A one-way ANOVA was used to test for statistical significance in the in vitro experiment shown in Fig. 2e. For experiments in vivo, the study was designed to demonstrate a hypothetical large difference between the studied groups of mice. With a 50% difference in the parameter under study and assuming a standard deviation of 25%, the use of 7 mice in each group would allow for a high power (95%) for demonstration of the difference with a P-value of < 0.05 (two groups of mice; two-tailed Student’s t-test). When comparing three groups using a two-sided One-way ANOVA test, a power of 90% would be obtained with the same number of mice per group and the same values for P and standard deviation. To compensate for the expected incomplete tumor take, we included 10 mice in each group, except for the study with experimental metastasis, where a particularly high biological variation was to be expected.

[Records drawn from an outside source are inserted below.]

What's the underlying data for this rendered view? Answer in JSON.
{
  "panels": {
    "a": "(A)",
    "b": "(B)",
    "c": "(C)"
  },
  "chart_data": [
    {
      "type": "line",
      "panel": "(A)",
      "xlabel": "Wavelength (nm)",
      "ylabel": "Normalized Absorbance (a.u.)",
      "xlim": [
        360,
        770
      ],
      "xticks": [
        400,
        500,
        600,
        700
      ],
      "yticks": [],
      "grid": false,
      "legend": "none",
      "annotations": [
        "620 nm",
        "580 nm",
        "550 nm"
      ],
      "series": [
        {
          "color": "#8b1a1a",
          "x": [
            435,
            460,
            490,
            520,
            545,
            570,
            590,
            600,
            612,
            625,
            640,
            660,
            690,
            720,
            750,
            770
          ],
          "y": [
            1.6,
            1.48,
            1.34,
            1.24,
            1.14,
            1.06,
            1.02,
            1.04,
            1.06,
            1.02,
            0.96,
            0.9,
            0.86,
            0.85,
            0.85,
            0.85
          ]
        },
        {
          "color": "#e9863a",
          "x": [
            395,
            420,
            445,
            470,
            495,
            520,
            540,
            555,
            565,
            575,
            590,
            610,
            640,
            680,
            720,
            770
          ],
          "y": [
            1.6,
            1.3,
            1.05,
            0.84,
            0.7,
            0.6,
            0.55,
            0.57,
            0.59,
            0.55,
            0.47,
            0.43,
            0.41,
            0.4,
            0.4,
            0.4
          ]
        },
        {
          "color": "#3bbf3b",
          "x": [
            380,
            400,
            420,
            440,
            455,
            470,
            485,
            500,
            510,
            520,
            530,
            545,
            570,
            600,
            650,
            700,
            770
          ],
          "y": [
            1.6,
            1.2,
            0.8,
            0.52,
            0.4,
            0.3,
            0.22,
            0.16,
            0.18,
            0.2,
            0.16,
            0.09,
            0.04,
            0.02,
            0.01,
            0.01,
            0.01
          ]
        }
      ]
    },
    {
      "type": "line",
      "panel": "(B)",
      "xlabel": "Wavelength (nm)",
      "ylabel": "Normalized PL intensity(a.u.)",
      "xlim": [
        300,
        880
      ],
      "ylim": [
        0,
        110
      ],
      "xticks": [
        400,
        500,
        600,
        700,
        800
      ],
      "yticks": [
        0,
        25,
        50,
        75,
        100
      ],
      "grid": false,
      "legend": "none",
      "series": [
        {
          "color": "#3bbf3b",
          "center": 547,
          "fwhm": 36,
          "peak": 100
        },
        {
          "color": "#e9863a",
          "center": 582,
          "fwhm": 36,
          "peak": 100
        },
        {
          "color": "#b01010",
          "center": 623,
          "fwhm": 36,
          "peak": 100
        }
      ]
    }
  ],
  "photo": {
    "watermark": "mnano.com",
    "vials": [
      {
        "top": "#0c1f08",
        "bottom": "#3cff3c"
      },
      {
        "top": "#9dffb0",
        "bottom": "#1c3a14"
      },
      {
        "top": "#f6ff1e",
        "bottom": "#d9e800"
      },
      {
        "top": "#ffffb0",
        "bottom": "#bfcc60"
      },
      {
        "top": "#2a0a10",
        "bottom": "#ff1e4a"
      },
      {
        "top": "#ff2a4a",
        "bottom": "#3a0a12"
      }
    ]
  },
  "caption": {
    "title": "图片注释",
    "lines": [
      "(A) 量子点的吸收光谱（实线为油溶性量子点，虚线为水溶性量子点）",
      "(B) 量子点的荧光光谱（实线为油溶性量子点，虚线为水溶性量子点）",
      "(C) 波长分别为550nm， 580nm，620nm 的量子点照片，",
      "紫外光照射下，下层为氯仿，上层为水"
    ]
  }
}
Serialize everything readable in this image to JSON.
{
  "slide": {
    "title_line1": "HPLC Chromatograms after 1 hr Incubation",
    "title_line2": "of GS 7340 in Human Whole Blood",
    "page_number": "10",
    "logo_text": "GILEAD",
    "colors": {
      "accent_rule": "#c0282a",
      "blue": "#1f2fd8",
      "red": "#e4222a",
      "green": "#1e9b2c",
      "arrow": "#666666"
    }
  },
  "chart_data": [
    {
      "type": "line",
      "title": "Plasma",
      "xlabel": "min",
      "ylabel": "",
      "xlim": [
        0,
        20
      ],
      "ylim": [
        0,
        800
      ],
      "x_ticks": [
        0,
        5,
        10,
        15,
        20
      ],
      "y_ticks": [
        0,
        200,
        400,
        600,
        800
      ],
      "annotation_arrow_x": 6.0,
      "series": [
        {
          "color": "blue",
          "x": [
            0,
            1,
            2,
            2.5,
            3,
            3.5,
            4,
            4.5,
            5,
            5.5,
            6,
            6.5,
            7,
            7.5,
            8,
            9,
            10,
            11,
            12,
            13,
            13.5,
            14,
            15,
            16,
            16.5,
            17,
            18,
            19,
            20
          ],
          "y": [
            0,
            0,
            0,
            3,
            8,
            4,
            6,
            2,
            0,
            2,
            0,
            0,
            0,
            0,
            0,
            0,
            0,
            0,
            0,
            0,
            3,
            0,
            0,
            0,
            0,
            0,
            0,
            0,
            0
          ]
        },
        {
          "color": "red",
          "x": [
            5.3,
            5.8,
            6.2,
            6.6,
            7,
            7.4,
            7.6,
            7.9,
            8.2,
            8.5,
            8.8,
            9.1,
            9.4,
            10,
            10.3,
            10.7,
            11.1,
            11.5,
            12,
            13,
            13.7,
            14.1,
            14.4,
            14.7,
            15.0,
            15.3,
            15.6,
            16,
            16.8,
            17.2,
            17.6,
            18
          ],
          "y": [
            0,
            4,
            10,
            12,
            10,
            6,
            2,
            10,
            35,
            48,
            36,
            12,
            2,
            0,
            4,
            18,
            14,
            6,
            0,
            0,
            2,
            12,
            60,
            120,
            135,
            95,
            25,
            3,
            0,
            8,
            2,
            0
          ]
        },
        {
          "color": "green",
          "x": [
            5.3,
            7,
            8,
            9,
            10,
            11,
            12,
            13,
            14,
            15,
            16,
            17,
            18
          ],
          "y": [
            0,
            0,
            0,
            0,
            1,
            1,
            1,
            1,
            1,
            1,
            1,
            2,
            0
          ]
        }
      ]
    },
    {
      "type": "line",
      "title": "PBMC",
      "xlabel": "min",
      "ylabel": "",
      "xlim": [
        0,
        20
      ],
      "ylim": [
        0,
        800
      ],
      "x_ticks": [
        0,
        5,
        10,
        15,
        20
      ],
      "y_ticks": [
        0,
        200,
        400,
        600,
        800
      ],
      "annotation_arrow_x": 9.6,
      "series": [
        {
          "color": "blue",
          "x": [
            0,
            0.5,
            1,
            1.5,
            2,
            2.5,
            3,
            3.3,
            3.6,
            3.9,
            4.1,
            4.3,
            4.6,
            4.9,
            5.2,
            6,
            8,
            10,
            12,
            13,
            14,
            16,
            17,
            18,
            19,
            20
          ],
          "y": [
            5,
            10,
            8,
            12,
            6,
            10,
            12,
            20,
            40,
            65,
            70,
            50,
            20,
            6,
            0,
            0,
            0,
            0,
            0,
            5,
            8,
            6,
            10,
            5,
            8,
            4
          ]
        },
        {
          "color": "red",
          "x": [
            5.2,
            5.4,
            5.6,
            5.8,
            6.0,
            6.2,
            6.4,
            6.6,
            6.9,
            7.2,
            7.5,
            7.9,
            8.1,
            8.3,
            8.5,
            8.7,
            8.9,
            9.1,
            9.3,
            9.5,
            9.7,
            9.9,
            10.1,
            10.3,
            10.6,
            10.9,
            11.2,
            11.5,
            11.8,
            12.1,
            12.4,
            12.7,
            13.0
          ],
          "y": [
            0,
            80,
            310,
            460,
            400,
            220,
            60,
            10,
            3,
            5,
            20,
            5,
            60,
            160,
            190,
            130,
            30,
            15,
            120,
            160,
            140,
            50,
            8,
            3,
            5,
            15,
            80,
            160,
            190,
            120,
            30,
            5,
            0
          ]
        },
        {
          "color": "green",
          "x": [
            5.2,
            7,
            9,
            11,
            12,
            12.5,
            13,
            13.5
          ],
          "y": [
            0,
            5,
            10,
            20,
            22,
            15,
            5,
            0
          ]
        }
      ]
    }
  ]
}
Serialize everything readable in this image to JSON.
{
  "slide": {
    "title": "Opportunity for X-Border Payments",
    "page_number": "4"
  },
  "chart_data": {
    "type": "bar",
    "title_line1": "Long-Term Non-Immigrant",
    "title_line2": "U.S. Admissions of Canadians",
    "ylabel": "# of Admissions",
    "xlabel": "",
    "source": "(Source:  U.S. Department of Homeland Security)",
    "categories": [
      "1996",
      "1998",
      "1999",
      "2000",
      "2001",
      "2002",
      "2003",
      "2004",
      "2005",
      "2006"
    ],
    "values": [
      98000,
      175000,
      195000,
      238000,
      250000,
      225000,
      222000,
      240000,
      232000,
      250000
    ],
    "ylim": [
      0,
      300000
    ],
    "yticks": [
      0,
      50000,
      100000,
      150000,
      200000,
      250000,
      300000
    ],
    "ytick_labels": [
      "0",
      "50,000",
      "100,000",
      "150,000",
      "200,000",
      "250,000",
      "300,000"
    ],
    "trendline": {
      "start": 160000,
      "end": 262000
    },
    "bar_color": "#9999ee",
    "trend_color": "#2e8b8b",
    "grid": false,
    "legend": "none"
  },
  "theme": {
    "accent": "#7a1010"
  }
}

In the latter experiment, 15 mice were used in each group. A two-tailed Student’s t-test was used to test for statistical significance in Figs. 3, 5, Tables 1 and 2. A P-value of < 0.05 was considered significant for all statistical tests.

Approval for animal experiments

All mouse experiments were performed in accordance with license from the Danish Animal Experiments Inspectorate, license number 2014–15–0201–00322 (L. H. Engelholm). The project protocol was submitted to the Department of Experimental Medicine, the University of Copenhagen (formal authority for veterinarian examination and approval of project plans involving animals at the University animal facility). Approval of the protocol, reference no. P 16-398, was granted to L. H. Engelholm.